“Shipping today is 93% of global trade volumes” – George Mangos

Eleanor Sa-Carneiro

Yemen’s Houthi rebels captured a cargo vessel tied to Israel in a crucial Red Sea shipping lane on Sunday, taking its 25 crew members hostage. Officials expressed concerns that escalating regional tensions from the Israel-Hamas conflict were now unfolding in a new maritime arena. With shipping representing “93% of the global trade volumes of the world”, Interunity shipping co-principal George Mangos told The Qonversation, “it’s an obvious target for political pressure. And in a sense, it’s a very soft target because the vessels are unarmed.”

The Iran-backed Houthi rebels claimed responsibility for the seizure, citing the ship’s Israeli connection. They declared their intention to target vessels linked to or owned by Israelis in international waters until Israel’s campaign against Gaza’s Hamas ceases.

“The proximate victims are the crew. What they’re trying to do is to make a living for their families. They have no political affiliation”, laments Mangos. The Japanese operator of the ship, NYK Line, reported that the vessel was empty at the time of the hijacking. To George’s point, NYK stated that the crew comprises individuals from the Philippines, Bulgaria, Romania, Ukraine, and Mexico.

Mangos recalled his experience with a similar situation in 2010, when one of their tankers was seized by Somali pirates for three months, “this was a particularly testing circumstance for everyone involved. But our experience paled in significance to that which the crew experienced on board at the hands of the pirates”.

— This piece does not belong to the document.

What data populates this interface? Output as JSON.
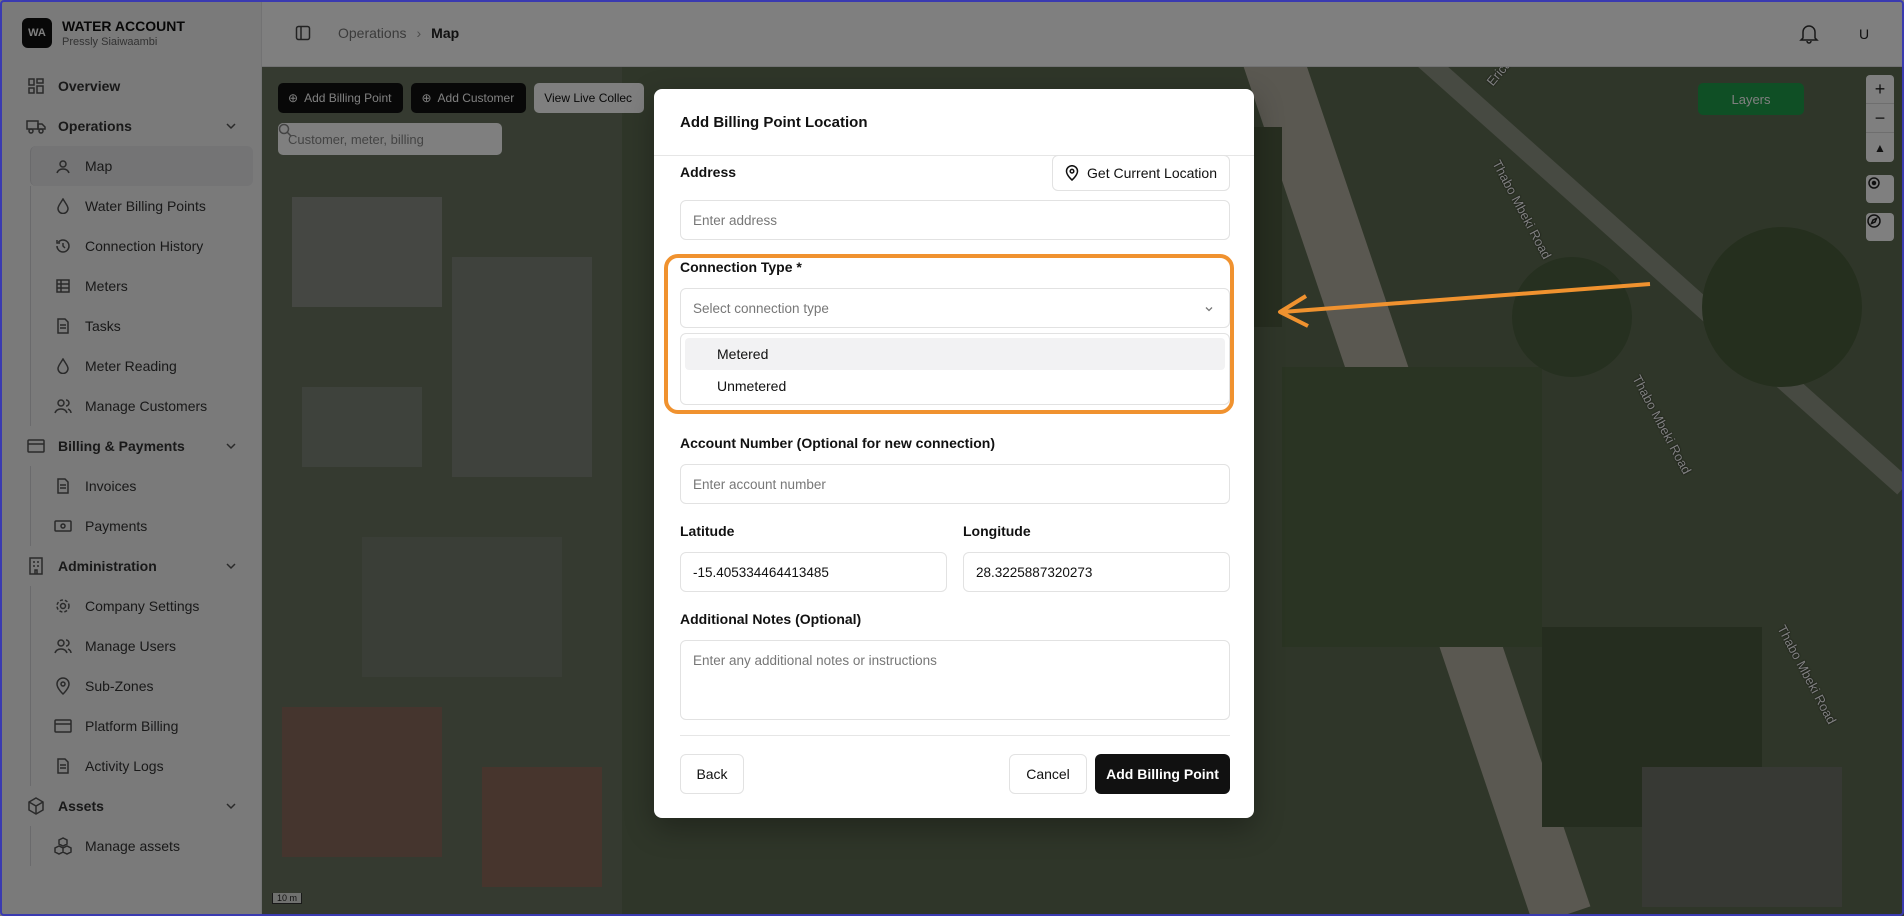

Just as individuals have a nationality, so do vessels. The primary responsibility therefore for the security of any vessel lies with the flag state. While littoral states whose EEZ (Exclusive Economic Zone) you are transiting, George tells The Qonversation, are responsible for policing their waters, many vessels carry flags of convenience (FOCs), and “in international waters, the responsibility belongs to the flag state”, he explains.

In the broader sense, George suggests that the issue is about “who is this asset aligned with?” and that the Houthi targeted “what they perceived to be the assets of a particular nation as a form of pressure”.

As tensions between nations heighten in an increasingly polarised world, some battles are fought in the waters today, with terrorist attacks and hijacks occurring more frequently, with the maritime arena being one more battleground, below and above sea level. The question of the responsibility for security for these vessels remains a point of contention, particularly when vessels are transiting off the coast of a relatively poor nation compared to one with a navy. Who can or should police international waters?

“Ever since nations have begun, they form navies to protect trade lanes, and this holds equally from antiquity through to the Middle Ages”, explains Mangos, “and more latterly now to the global footprint that America has around the world and that China has been building around the world in order to protect its trade lanes”.